在当日下朝后,皇帝就已经召见了史馆内几位史官,连带着太史令也入了宫。
彼时,宁皇后正在后宫陪着皇太后。
宁皇后瞧着严肃,不爱笑,不过对皇太后却是上心,每日都会过来坐坐。
“皇帝这个时辰,都还未歇息。”皇太后缓缓说道,“可是遇到了什么麻烦事?”
太后喜欢宁皇后这个儿媳妇,也喜欢公西子羽,明康帝和宁皇后虽因着公西子羽起了争执,可是皇太后一直盼着他俩能和好。
宁皇后:“听说城南同华巷出现灾祸,官家怕是忧心,召了史馆的人过来问话。”
皇太后皱眉:“京都脚下,不该出现灾祸才是。”真龙之气能够遏制灾祸,自然也该能阻止灾祸的出现。
自打灾祸显世,迄今为止,京都出现灾祸的次数寥寥。
宁皇后:“妾身也不知内情,母后还是等官家回来后,再问他罢。”
皇太后看着宁皇后,重重叹了口气。
宁皇后这个人要是真喜欢谁,便是端着一张严肃的脸,也能够让人看出几分喜爱柔情。可一旦冷情冷性起来,就连一点笑意都没有,只能感到古板严苛。

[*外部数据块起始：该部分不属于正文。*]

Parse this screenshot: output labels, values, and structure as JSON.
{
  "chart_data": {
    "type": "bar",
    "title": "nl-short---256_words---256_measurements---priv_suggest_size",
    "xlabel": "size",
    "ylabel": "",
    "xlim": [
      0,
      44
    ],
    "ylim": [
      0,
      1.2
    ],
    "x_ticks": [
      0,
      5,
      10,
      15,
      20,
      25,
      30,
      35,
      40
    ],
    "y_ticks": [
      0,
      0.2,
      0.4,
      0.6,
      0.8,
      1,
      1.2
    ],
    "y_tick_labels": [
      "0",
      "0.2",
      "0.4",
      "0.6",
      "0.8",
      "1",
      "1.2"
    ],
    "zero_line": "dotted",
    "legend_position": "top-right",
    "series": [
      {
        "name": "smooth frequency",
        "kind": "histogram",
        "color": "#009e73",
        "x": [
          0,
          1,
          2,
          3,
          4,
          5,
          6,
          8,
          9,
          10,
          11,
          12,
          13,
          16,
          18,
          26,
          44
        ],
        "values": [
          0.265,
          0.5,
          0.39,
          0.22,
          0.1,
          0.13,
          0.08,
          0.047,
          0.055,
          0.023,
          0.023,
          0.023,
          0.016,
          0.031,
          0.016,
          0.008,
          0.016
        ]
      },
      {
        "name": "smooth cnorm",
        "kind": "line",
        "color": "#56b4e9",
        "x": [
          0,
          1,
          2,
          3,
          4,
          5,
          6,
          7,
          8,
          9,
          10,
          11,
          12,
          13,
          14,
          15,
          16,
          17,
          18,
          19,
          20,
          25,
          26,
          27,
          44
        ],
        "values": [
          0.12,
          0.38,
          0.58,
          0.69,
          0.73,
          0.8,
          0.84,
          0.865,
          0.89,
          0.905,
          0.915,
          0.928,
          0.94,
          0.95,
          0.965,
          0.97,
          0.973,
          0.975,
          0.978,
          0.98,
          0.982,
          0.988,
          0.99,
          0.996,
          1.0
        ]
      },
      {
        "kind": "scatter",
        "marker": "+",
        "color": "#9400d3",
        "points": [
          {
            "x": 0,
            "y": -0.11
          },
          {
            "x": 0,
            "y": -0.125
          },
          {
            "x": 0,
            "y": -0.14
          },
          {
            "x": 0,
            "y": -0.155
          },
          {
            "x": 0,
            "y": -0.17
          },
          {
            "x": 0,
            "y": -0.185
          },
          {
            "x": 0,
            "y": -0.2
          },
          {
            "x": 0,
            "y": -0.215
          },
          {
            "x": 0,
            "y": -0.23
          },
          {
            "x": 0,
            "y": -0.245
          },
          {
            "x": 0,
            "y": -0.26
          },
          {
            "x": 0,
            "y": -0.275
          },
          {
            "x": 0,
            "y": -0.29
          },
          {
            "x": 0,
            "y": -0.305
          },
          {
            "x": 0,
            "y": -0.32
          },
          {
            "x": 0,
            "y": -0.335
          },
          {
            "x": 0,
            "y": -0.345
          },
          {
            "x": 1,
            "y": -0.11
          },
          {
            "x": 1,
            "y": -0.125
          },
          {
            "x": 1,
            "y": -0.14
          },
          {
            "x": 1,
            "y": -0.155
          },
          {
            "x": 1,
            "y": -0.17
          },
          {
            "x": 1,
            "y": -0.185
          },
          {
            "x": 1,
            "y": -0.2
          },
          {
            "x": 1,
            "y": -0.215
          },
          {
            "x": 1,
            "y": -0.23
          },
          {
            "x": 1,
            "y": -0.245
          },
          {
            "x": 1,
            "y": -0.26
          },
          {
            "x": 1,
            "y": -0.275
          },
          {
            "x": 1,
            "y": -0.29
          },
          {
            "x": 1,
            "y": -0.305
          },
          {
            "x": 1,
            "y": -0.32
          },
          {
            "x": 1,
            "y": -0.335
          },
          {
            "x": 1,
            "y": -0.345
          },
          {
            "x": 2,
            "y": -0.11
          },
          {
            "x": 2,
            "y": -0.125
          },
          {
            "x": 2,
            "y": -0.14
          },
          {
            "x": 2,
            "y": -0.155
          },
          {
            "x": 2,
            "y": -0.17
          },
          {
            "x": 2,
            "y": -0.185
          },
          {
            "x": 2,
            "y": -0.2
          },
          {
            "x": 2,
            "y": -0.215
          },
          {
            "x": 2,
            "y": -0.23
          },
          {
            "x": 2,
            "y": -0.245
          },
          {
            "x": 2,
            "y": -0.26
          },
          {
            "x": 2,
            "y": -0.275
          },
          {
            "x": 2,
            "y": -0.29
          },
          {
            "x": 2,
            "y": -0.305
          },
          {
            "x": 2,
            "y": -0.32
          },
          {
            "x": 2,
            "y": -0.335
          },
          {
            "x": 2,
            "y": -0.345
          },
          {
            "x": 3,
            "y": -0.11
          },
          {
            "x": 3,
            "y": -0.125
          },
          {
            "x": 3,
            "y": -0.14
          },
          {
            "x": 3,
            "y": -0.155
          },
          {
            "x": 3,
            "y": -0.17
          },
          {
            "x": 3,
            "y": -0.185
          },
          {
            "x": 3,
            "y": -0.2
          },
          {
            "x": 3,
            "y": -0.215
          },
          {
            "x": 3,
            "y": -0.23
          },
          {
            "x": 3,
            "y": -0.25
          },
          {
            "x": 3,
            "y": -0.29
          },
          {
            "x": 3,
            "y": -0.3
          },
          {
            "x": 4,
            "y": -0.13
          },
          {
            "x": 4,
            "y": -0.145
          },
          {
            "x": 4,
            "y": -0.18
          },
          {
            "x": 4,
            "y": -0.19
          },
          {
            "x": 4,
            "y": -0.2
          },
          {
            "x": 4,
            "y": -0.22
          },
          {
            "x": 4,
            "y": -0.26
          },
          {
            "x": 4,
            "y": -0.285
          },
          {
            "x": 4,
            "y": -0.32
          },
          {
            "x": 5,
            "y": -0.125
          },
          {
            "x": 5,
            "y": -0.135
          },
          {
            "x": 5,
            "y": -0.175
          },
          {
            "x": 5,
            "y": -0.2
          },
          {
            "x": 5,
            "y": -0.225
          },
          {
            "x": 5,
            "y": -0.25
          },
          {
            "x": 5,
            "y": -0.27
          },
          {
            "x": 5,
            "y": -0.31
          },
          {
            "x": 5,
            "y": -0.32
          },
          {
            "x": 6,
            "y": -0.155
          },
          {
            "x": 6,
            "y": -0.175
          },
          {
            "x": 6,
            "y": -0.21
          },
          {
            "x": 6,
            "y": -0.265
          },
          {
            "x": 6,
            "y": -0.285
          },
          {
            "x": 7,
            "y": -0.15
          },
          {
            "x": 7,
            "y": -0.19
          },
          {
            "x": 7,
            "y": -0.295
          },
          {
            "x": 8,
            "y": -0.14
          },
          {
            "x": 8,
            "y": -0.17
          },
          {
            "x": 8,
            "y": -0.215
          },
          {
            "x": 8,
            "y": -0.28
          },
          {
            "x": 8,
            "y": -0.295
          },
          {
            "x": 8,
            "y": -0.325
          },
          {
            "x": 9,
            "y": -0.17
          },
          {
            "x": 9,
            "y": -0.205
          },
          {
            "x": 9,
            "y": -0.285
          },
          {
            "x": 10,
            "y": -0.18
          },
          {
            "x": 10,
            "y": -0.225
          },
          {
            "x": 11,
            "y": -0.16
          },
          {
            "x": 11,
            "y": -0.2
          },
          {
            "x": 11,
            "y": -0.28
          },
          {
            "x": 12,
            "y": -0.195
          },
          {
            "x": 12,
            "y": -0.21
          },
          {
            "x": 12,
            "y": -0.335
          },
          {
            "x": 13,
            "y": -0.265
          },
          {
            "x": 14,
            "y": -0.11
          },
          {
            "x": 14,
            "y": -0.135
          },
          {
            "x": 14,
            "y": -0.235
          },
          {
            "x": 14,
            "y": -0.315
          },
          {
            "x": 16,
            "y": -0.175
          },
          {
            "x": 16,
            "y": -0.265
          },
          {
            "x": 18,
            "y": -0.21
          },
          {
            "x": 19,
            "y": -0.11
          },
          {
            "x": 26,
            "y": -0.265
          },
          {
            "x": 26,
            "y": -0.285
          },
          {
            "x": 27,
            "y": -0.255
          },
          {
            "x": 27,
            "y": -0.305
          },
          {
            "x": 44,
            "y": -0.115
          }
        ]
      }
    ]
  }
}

皇太后想了想:“史馆的事,明面上不好大肆封赏,不过也该赏。”
她看向门外。
“听说,唐贵妃最近一直很希望,三皇子参与朝事?”
“三皇子年少有为,贵妃对他有所期许,也是正常。”
明康帝膝下的儿子说多不多,嫡长子为曾经的太子,近些年来,较为受宠的便是唐贵妃所出的三皇子。
皇太后摩|挲着念珠,笑眯眯地说道:“皇后啊,去,去把子羽叫来。”
宁皇后似乎知道皇太后想做什么,露出苦笑:“母后,子羽已经不是皇子,还是莫要……”
皇太后板起脸:“哀家说的话,都不管用了?”
宁皇后无奈:“妾身怎敢?这便让他过来。”
鹿安清在史馆歇了几日,史馆陆陆续续来了两拨人。
第一波是明康帝的赏赐。
官家派了三皇子前来,赏赐下来的诸多物什里,包括了一枚蕴含龙气的玉佩。当时鹿安清不能见人,是史馆替他叩谢。
太史令直接将这枚玉佩给了鹿安清。
第二波人,乃是皇太后派来的。
又是晚了几日。
明康帝是个孝子,非常敬重皇太后,这些年来,除了废太子这件事上他独断专行外,从未驳斥过太后的命令。
皇太后想要令派人来,明康帝也别无二话。
只是这位派来的人选就有些令人尴尬。
——是曾经的太子公西子羽。
他是在一个午后,带着几个人,轻车简从出现在了史馆门外。
鹿安清得知这个消息时,是那时,又一刻钟后。
他刚从小憩里醒来。
医官同他说,公西子羽听闻他还没醒,就不许他们唤醒他。
鹿安清微微蹙眉:“快些请公子进来罢。”
公西子羽进屋时,他刚刚清醒了些,正扶着床边打算坐起来。
公西子羽快步走到边上搀住,眼神有些神异地看着他,叹息一声:
“鹿祝史总是这么勉强自己的吗?”
鹿安清被公西子羽这么直白的话堵得不知道要说些什么,几个医官在边上闷笑,有的欠身行礼后,还大胆地点头:
“公子说得再对不过,鹿祝史着实是个爱强撑的人呢。”
还没见过谁满身黑纹,还总想着要回去的。
别的祝史遭受反噬后巴不得留在史馆或分馆内,以便禁制内的阵帮助疗伤,偏偏鹿安清的做法却与众不同。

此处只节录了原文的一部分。